- Born: 29 July 1929 (age 96)
- Awards: Commander of the Legion of Honour (2013) Fluid Dynamics Prize (APS) (2014)
- Scientific career
- Fields: Fluid dynamics
- Institutions: École centrale de Lyon

= Geneviève Comte-Bellot =

French physicist (born 1929)

Geneviève Comte-Bellot (born 29 July 1929) is a French physicist specialising in fluid dynamics. She is known for her work on turbulence and aeroacoustics.

== Biography ==
Comte-Bellot was born on 29 July 1929. After obtaining her diploma from the Université Grenoble Alpes in 1953, she earned her master's degree at the École normale supérieure in Paris the following year. She taught at a high school in Chalon-sur-Saône from 1954 to 1956, before joining the French National Center for Scientific Research as a Senior Research Associate; Comte-Bellot remained in this position until 1967. In 1963, Comte-Bellot completed her dissertation "Turbulent Flow between two parallel walls", and was awarded a PhD by the Université Grenoble Alpes. She became a postdoctoral researcher and joined Stanley Corrsin's team at Johns Hopkins University as a Fulbright scholar in 1963, where she oversaw his "Velvet wind-tunnel".

Comte-Bellot joined the École centrale de Lyon (ECL) in 1967 as a Maître de Conférences (lecturer) and became a professor in 1971, before her promotion to Professeur de Classe exceptionnelle in 1982. At this university, she began researching aeroacoustics and founded the acoustics department in 1980. She served as director of the training and research unit (UER) of mechanics at Claude Bernard University Lyon 1 from 1977 to 1982. On 2 April 1990, Comte-Bellot was appointed as a corresponding member of the French Academy of Sciences.
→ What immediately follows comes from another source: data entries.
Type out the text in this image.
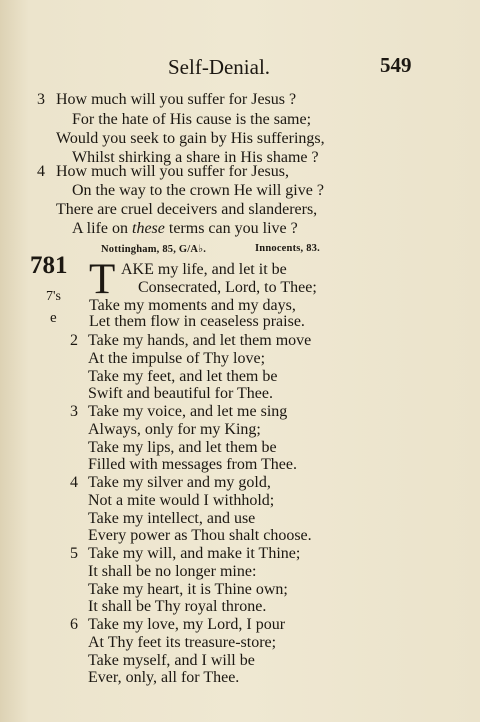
Self-Denial.	549
3 How much will you suffer for Jesus ?
For the hate of His cause is the same;
Would you seek to gain by His sufferings,
Whilst shirking a share in His shame ?
4 How much will you suffer for Jesus,
On the way to the crown He will give ?
There are cruel deceivers and slanderers,
A life on these terms can you live ?
Nottingham, 85, G/A♭.	Innocents, 83.
781
7's
e
T AKE my life, and let it be
Consecrated, Lord, to Thee;
Take my moments and my days,
Let them flow in ceaseless praise.
2 Take my hands, and let them move
At the impulse of Thy love;
Take my feet, and let them be
Swift and beautiful for Thee.
3 Take my voice, and let me sing
Always, only for my King;
Take my lips, and let them be
Filled with messages from Thee.
4 Take my silver and my gold,
Not a mite would I withhold;
Take my intellect, and use
Every power as Thou shalt choose.
5 Take my will, and make it Thine;
It shall be no longer mine:
Take my heart, it is Thine own;
It shall be Thy royal throne.
6 Take my love, my Lord, I pour
At Thy feet its treasure-store;
Take myself, and I will be
Ever, only, all for Thee.
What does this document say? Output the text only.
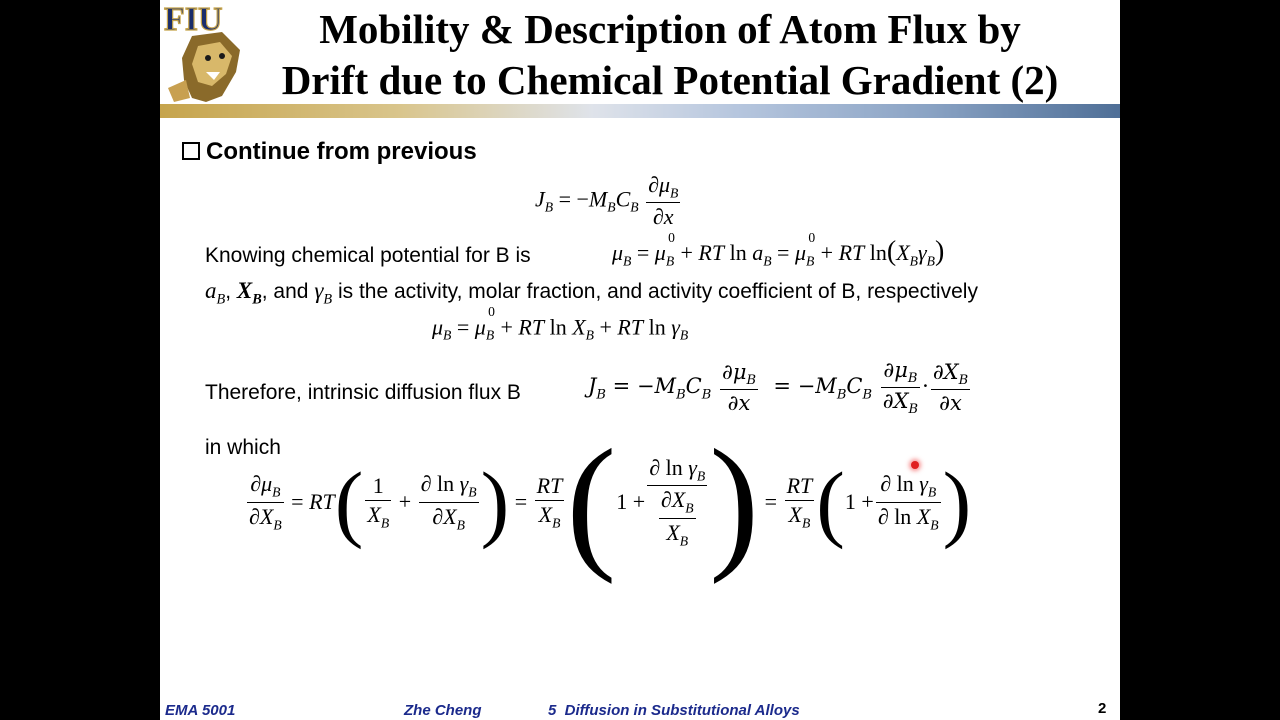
FIU	Mobility & Description of Atom Flux by
Drift due to Chemical Potential Gradient (2)
Continue from previous
$J_B = -M_BC_B \frac{\partial\mu_B}{\partial x}$
Knowing chemical potential for B is	$\mu_B = \mu_B^0$ + RT $\ln a_B = \mu_B^0$ + RT $\ln(X_B\gamma_B)$
$a_B$, $X_B$, and $\gamma_B$ is the activity, molar fraction, and activity coefficient of B, respectively
$\mu_B = \mu_B^0$ + RT $\ln X_B$ + RT $\ln \gamma_B$
Therefore, intrinsic diffusion flux B	$J_B = -M_BC_B \frac{\partial\mu_B}{\partial x} = -M_BC_B \frac{\partial\mu_B}{\partial X_B} \cdot \frac{\partial X_B}{\partial x}$
in which
$\frac{\partial\mu_B}{\partial X_B}$ = RT ( $\frac{1}{X_B} + \frac{\partial \ln \gamma_B}{\partial X_B}$ ) = $\frac{RT}{X_B}$ ( $1 + \frac{\partial \ln \gamma_B}{\frac{\partial X_B}{X_B}}$ ) = $\frac{RT}{X_B}$ ( $1 + \frac{\partial \ln \gamma_B}{\partial \ln X_B}$ )
EMA 5001	Zhe Cheng	5  Diffusion in Substitutional Alloys	2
Following her retirement, she became emeritus professor at the ECL in 1998.

In 2005, Comte-Bellot was appointed as a Foreign Associate of the National Academy of Engineering for contributions in fluid mechanics and acoustics. She is also a member of the French Academy of Technologies.

She was appointed Commander of the Legion of Honour in 2013. The American Physical Society awarded her with their Fluid Dynamics Prize in 2014.